When it comes to pricing, Grist is appreciably less expensive than Airtable, too. Grist’s Team plan costs $8/user/month. Airtable has two premium options: Plus costs $10/user/mo and Pro costs $20/user/mo.
New creators often ask how many records can they store in a document. Airtable’s free plan only goes up to 1,200 rows. The Plus plan gets you to 5,000, and the Pro plan to 50,000. Grist limits are far more generous. The rule of thumb is that data is limited to 100,000 rows, although the exact limits depend on the total amount of data and the amount of computation done in formulas.
Moving beyond storage, Grist’s free plan is quite full-featured. For example, it is possible to import additional data into existing tables, create charts, and summarize data into key figures on both the free and team plans. In Airtable, additional data imports, charts, and summary tables (called pivot tables in Airtable) are part of the Pro plan at $20/user/month.
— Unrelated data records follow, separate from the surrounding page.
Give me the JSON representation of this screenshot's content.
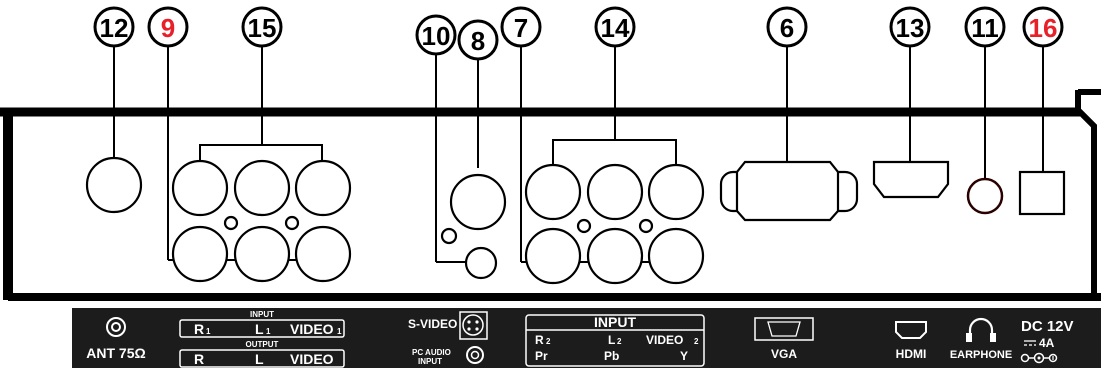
{
  "callouts": [
    {
      "id": "12",
      "label": "12",
      "color": "#000000"
    },
    {
      "id": "9",
      "label": "9",
      "color": "#e8202a"
    },
    {
      "id": "15",
      "label": "15",
      "color": "#000000"
    },
    {
      "id": "10",
      "label": "10",
      "color": "#000000"
    },
    {
      "id": "8",
      "label": "8",
      "color": "#000000"
    },
    {
      "id": "7",
      "label": "7",
      "color": "#000000"
    },
    {
      "id": "14",
      "label": "14",
      "color": "#000000"
    },
    {
      "id": "6",
      "label": "6",
      "color": "#000000"
    },
    {
      "id": "13",
      "label": "13",
      "color": "#000000"
    },
    {
      "id": "11",
      "label": "11",
      "color": "#000000"
    },
    {
      "id": "16",
      "label": "16",
      "color": "#e8202a"
    }
  ],
  "label_strip": {
    "ant": "ANT 75Ω",
    "input1": {
      "title": "INPUT",
      "r": "R",
      "r_sub": "1",
      "l": "L",
      "l_sub": "1",
      "video": "VIDEO",
      "video_sub": "1"
    },
    "output": {
      "title": "OUTPUT",
      "r": "R",
      "l": "L",
      "video": "VIDEO"
    },
    "svideo": "S-VIDEO",
    "pc_audio_line1": "PC AUDIO",
    "pc_audio_line2": "INPUT",
    "input2": {
      "title": "INPUT",
      "r": "R",
      "r_sub": "2",
      "l": "L",
      "l_sub": "2",
      "video": "VIDEO",
      "video_sub": "2",
      "pr": "Pr",
      "pb": "Pb",
      "y": "Y"
    },
    "vga": "VGA",
    "hdmi": "HDMI",
    "earphone": "EARPHONE",
    "dc": "DC 12V",
    "dc_rating": "4A"
  },
  "colors": {
    "panel": "#000000",
    "strip": "#1a1a1a",
    "accent_red": "#e8202a"
  }
}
Grist’s custom widgets, which are similar to Airtable’s Blocks SDK, are also available on the free and team plans, whereas in Airtable, Blocks SDK will be available on the free and plus plans until March 2022, thereafter they will only be available in the pro plan.
The table below captures features and pricing differences between Grist v. Airtable.
🟢 Grist Team = $8/mo/user 🟡 Airtable Plus = $10/mo/user 🟠 Airtable Pro = $20/mo/user
A Grist team site is analogous to a Plus or Pro workspace in Airtable. Within a team site, Grist allows organizing documents into folders called ‘workspaces’, which is not available on Airtable.
Grist documents are equivalent to Airtable’s bases.
Grist summary tables are equivalent to Airtable’s pivot tables.